La fontaine
Au milieu du butin, une fontaine ornementale dormait. Elle ne s'était pas réveillée depuis mille ans, mais maintenant, empilée à côté des meubles, des candélabres en or, des tableaux et des couverts en argent que la foule avait emportés dans la maison après avoir tué le sage et toute sa famille, elle ouvrit les yeux et contempla le paysage. Sous la maison, un profond fjord creusé dans les montagnes. Il était assez profond pour permettre le passage de grands navires, et loin en contrebas – relié à la maison par un vieil escalier creusé à flanc de montagne – se trouvait un débarcadère que les pèlerins utilisaient pour venir voir le sage.
C'était une journée ensoleillée, mais pas trop chaude, car une forte brise soufflait du fjord depuis la mer. La fontaine – une magnifique œuvre représentant une jeune femme en haillons entourée de corbeaux – contemplait le fjord et pensa que c'était le plus beau spectacle qui soit. Elle ne fut nullement perturbée par les cris des villageois qui se disputaient sur le partage des trésors du sage. Elle songea à la beauté du fjord et le calme s'installa dans sa poitrine de bronze.

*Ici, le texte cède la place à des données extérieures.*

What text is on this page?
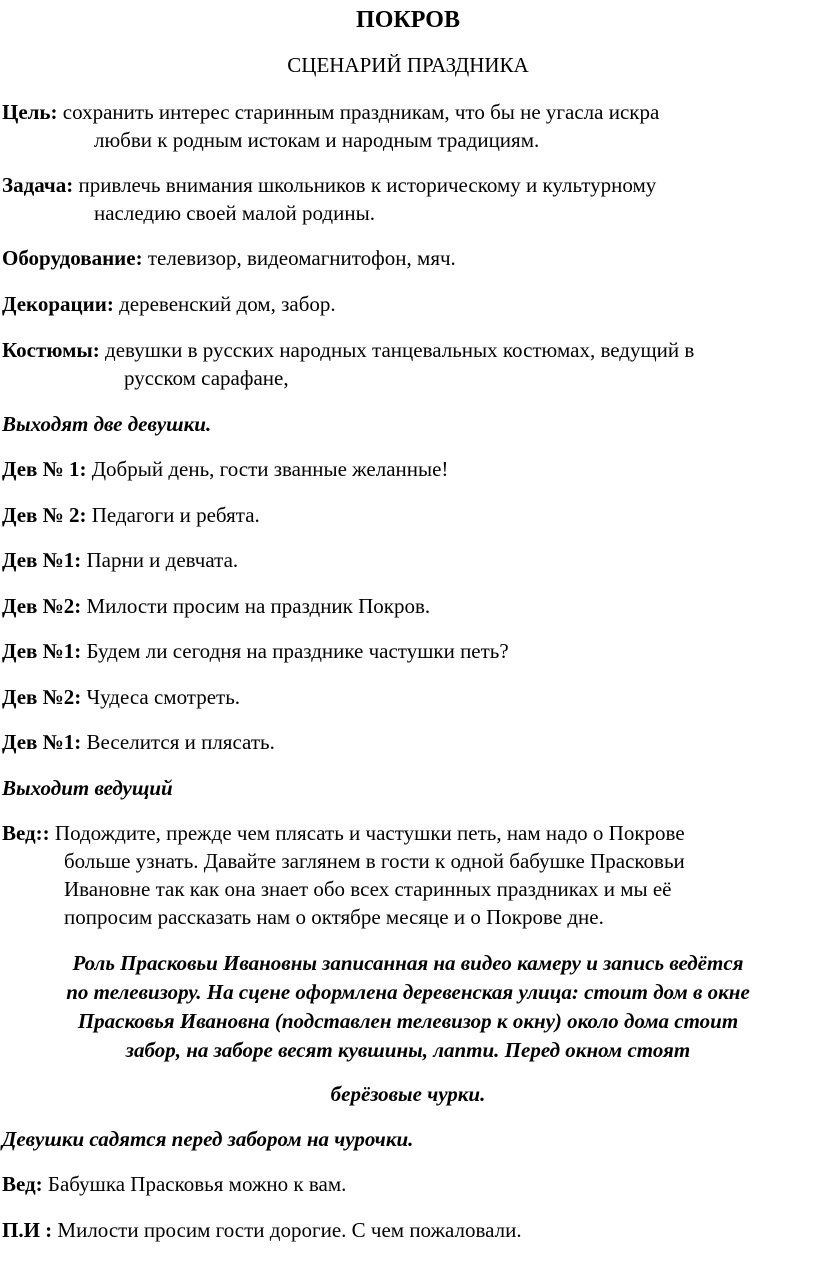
ПОКРОВ
СЦЕНАРИЙ ПРАЗДНИКА
Цель: сохранить интерес старинным праздникам, что бы не угасла искра
любви к родным истокам и народным традициям.
Задача: привлечь внимания школьников к историческому и культурному
наследию своей малой родины.
Оборудование: телевизор, видеомагнитофон, мяч.
Декорации: деревенский дом, забор.
Костюмы: девушки в русских народных танцевальных костюмах, ведущий в
русском сарафане,
Выходят две девушки.
Дев № 1: Добрый день, гости званные желанные!
Дев № 2: Педагоги и ребята.
Дев №1: Парни и девчата.
Дев №2: Милости просим на праздник Покров.
Дев №1: Будем ли сегодня на празднике частушки петь?
Дев №2: Чудеса смотреть.
Дев №1: Веселится и плясать.
Выходит ведущий
Вед:: Подождите, прежде чем плясать и частушки петь, нам надо о Покрове
больше узнать. Давайте заглянем в гости к одной бабушке Прасковьи
Ивановне так как она знает обо всех старинных праздниках и мы её
попросим рассказать нам о октябре месяце и о Покрове дне.
Роль Прасковьи Ивановны записанная на видео камеру и запись ведётся
по телевизору. На сцене оформлена деревенская улица: стоит дом в окне
Прасковья Ивановна (подставлен телевизор к окну) около дома стоит
забор, на заборе весят кувшины, лапти. Перед окном стоят
берёзовые чурки.
Девушки садятся перед забором на чурочки.
Вед: Бабушка Прасковья можно к вам.
П.И : Милости просим гости дорогие. С чем пожаловали.
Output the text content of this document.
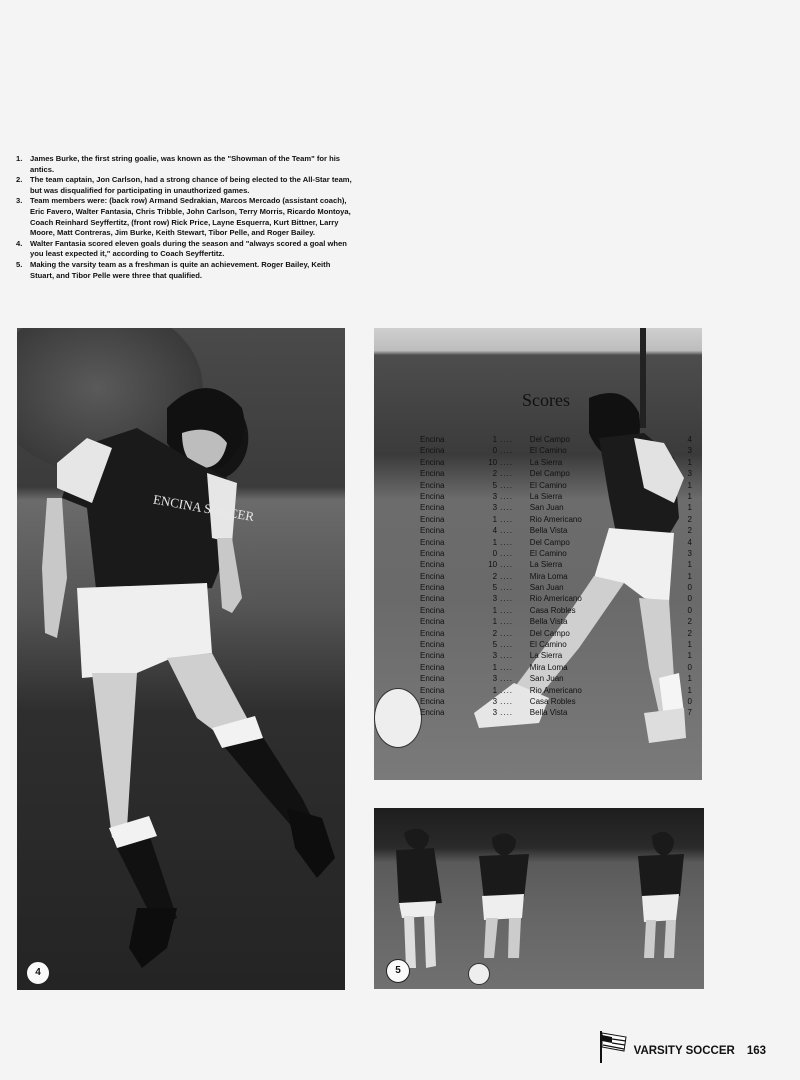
1. James Burke, the first string goalie, was known as the "Showman of the Team" for his antics.
2. The team captain, Jon Carlson, had a strong chance of being elected to the All-Star team, but was disqualified for participating in unauthorized games.
3. Team members were: (back row) Armand Sedrakian, Marcos Mercado (assistant coach), Eric Favero, Walter Fantasia, Chris Tribble, John Carlson, Terry Morris, Ricardo Montoya, Coach Reinhard Seyffertitz, (front row) Rick Price, Layne Esquerra, Kurt Bittner, Larry Moore, Matt Contreras, Jim Burke, Keith Stewart, Tibor Pelle, and Roger Bailey.
4. Walter Fantasia scored eleven goals during the season and "always scored a goal when you least expected it," according to Coach Seyffertitz.
5. Making the varsity team as a freshman is quite an achievement. Roger Bailey, Keith Stuart, and Tibor Pelle were three that qualified.
ENCINA SOCCER
4
Scores
Encina	1 ....	Del Campo	4
Encina	0 ....	El Camino	3
Encina	10 ....	La Sierra	1
Encina	2 ....	Del Campo	3
Encina	5 ....	El Camino	1
Encina	3 ....	La Sierra	1
Encina	3 ....	San Juan	1
Encina	1 ....	Rio Americano	2
Encina	4 ....	Bella Vista	2
Encina	1 ....	Del Campo	4
Encina	0 ....	El Camino	3
Encina	10 ....	La Sierra	1
Encina	2 ....	Mira Loma	1
Encina	5 ....	San Juan	0
Encina	3 ....	Rio Americano	0
Encina	1 ....	Casa Robles	0
Encina	1 ....	Bella Vista	2
Encina	2 ....	Del Campo	2
Encina	5 ....	El Camino	1
Encina	3 ....	La Sierra	1
Encina	1 ....	Mira Loma	0
Encina	3 ....	San Juan	1
Encina	1 ....	Rio Americano	1
Encina	3 ....	Casa Robles	0
Encina	3 ....	Bella Vista	7
5
VARSITY SOCCER 163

Soudain, elle fut violemment secouée lorsque l'aubergiste du village tenta de la transporter vers sa charrette tirée par un âne. Elle était lourde, et quatre hommes durent l'aider. On la plaça dans l'arrière-cour de l'auberge, face à un grand chêne et au tas de coquillages provenant de toutes les huîtres mangées là. C'était encore plus beau que le fjord.
Elle resta éveillée pendant deux ans, jusqu'au jour où l'aubergiste fut pendu au chêne avec cinq autres villageois. Deux jours plus tard, elle fut ramenée dans la maison du sage, où un nouveau sage s'était installé avec sa famille.
Elle décida de dormir encore mille ans.